CONTACT: Public Employees for Environmental Responsibility (PEER)
Chas Offutt (202) 265-7337

Congress Poised to Build Bigger Locks as Barge Industry Fades
Fewer Barges on Rivers, Less Traffic and Lowest Levels of Congestion in 30 Years
WASHINGTON, DC — Congress is moving to spend billions of dollars to build bigger locks on the Upper Mississippi River and Illinois Waterway despite a shrinking barge industry and insider predictions of a continuing contraction, according to corporate and U.S. Army Corps of Engineers records released today by Public Employees for Environmental Responsibility (PEER). The bigger locks are supposed to speed transport by cutting lock congestion however barge traffic levels have been declining for more than a decade, barge companies are pulling underutilized barges off the river and congestion on the river is at modern historic lows.

Even as Congress advances a $2.4 billion to replace every lock on the Illinois Waterway and the Mississippi north of St. Louis, the country’s largest barge company, American Commercial Barge Lines, is retrenching. ACBL stated in its most recent quarterly filing with the Security and Exchange Commission that –

“During 2002 and through the beginning of 2003, we experienced a decline in barging rates, reduced shipping volumes and excess barging capacity…We believe that capacity is continuing to be removed from the barging sector. According to Informa Economics, Inc. a private grain forecast service, from 1998 to 2004, the industry fleet size was reduced by 2,036 barges, or an 8.8% reduction…This level represents the lowest number of barges in operation within our industry since 1992. We believe capacity will continue to be taken out of the industry as older barges reach the end of their useful lives.”

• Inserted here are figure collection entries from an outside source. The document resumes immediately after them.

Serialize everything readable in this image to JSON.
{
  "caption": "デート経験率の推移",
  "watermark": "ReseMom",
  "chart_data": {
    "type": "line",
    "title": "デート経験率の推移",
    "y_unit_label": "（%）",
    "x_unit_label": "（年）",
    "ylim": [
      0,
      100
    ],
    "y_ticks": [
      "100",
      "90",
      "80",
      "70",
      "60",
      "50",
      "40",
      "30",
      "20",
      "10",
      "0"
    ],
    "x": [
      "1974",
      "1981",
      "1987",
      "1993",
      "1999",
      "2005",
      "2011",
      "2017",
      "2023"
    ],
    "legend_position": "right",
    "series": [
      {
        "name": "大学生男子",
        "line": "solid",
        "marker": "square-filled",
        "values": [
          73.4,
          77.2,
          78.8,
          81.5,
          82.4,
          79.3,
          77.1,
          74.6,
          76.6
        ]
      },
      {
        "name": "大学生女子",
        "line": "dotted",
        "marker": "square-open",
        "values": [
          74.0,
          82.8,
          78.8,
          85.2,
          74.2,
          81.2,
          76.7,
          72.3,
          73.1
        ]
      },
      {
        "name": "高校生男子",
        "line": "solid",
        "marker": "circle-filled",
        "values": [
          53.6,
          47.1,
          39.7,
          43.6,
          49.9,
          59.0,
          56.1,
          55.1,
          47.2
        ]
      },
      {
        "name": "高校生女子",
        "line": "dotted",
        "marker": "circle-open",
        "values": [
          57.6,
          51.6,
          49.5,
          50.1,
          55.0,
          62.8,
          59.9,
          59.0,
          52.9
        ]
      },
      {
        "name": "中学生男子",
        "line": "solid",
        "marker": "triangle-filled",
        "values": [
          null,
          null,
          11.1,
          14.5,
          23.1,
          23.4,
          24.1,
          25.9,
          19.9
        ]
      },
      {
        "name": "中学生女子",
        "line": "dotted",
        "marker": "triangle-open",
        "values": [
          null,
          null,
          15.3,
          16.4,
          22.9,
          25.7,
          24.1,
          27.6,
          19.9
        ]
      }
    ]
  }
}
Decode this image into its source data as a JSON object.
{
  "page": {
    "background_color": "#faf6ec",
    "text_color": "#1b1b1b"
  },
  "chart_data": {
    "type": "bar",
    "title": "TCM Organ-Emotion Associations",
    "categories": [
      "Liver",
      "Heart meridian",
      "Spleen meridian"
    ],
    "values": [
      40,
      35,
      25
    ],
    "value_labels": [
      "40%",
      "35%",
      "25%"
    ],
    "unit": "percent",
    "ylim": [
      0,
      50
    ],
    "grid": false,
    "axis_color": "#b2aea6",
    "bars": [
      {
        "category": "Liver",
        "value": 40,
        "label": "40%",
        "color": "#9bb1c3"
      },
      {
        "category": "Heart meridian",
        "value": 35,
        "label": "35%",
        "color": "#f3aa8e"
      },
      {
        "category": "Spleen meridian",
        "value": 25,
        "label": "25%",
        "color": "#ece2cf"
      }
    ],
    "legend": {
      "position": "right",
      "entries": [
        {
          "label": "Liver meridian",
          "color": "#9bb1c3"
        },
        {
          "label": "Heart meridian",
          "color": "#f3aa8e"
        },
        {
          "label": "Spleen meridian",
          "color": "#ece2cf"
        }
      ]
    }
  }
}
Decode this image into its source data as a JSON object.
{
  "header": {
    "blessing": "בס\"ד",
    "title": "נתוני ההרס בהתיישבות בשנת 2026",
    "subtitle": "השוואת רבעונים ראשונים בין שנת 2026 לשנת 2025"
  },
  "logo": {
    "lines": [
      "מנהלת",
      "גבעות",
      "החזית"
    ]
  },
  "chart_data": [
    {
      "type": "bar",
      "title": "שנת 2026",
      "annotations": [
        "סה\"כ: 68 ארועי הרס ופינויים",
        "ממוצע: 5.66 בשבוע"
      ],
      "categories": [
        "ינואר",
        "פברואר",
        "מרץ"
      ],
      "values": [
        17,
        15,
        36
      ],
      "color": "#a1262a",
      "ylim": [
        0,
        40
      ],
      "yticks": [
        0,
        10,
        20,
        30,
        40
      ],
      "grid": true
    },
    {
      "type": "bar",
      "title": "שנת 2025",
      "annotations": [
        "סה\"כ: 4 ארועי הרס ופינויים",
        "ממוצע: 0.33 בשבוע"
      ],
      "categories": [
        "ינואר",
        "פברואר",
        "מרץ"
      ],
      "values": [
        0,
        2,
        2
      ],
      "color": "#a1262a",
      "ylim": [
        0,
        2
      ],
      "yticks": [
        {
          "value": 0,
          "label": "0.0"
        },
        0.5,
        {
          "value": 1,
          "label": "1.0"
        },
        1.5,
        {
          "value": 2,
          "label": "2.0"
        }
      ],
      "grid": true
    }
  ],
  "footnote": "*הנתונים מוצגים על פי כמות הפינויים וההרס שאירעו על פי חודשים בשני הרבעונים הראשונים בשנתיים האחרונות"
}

This Upper Mississippi lock expansion proposal has a particularly checkered history. In 2000, Dr. Don Sweeney, then a Corps economist now a professor at the University of Missouri, St. Louis, blew the whistle on manipulation of cost-benefit analyses in a failed Corps management attempt to “justify” the project. Dr. Sweeney’s disclosures were confirmed by a Department of the Army investigation and later validated by three National Academies of Science reviews. The continuing controversy over the massive construction project is one of the major reasons that Congress has not passed an authorization bill for new Corps civil works projects since Dr. Sweeney went public about the lack of integrity in Corps planning.

“Authorizing this project signals that cheaters win if they just wait for the heat to die down,” stated PEER Executive Director Jeff Ruch, whose organization represented Dr. Sweeney. “As this saga amply demonstrates, Congress is certainly not a fact-based institution.”

Dr. Sweeney had advocated that the Corps explore lower cost, small-scale alternatives before committing to high-dollar cost lock expansion. The legislation moving through both houses of Congress pays only lip service to other alternatives while new lock construction races forward. The bills’ sponsors also resist any reforms that would require an independent review and confirmation of the validity of Corps studies.

“Propelled by the politics of pork, Congress can be counted on to pour billions into horse-and-buggy responses to space age problems,” Ruch concluded, noting that based on the Corps’ own numbers that the Upper Mississippi project will return less than a nickel on every federal dollar spent.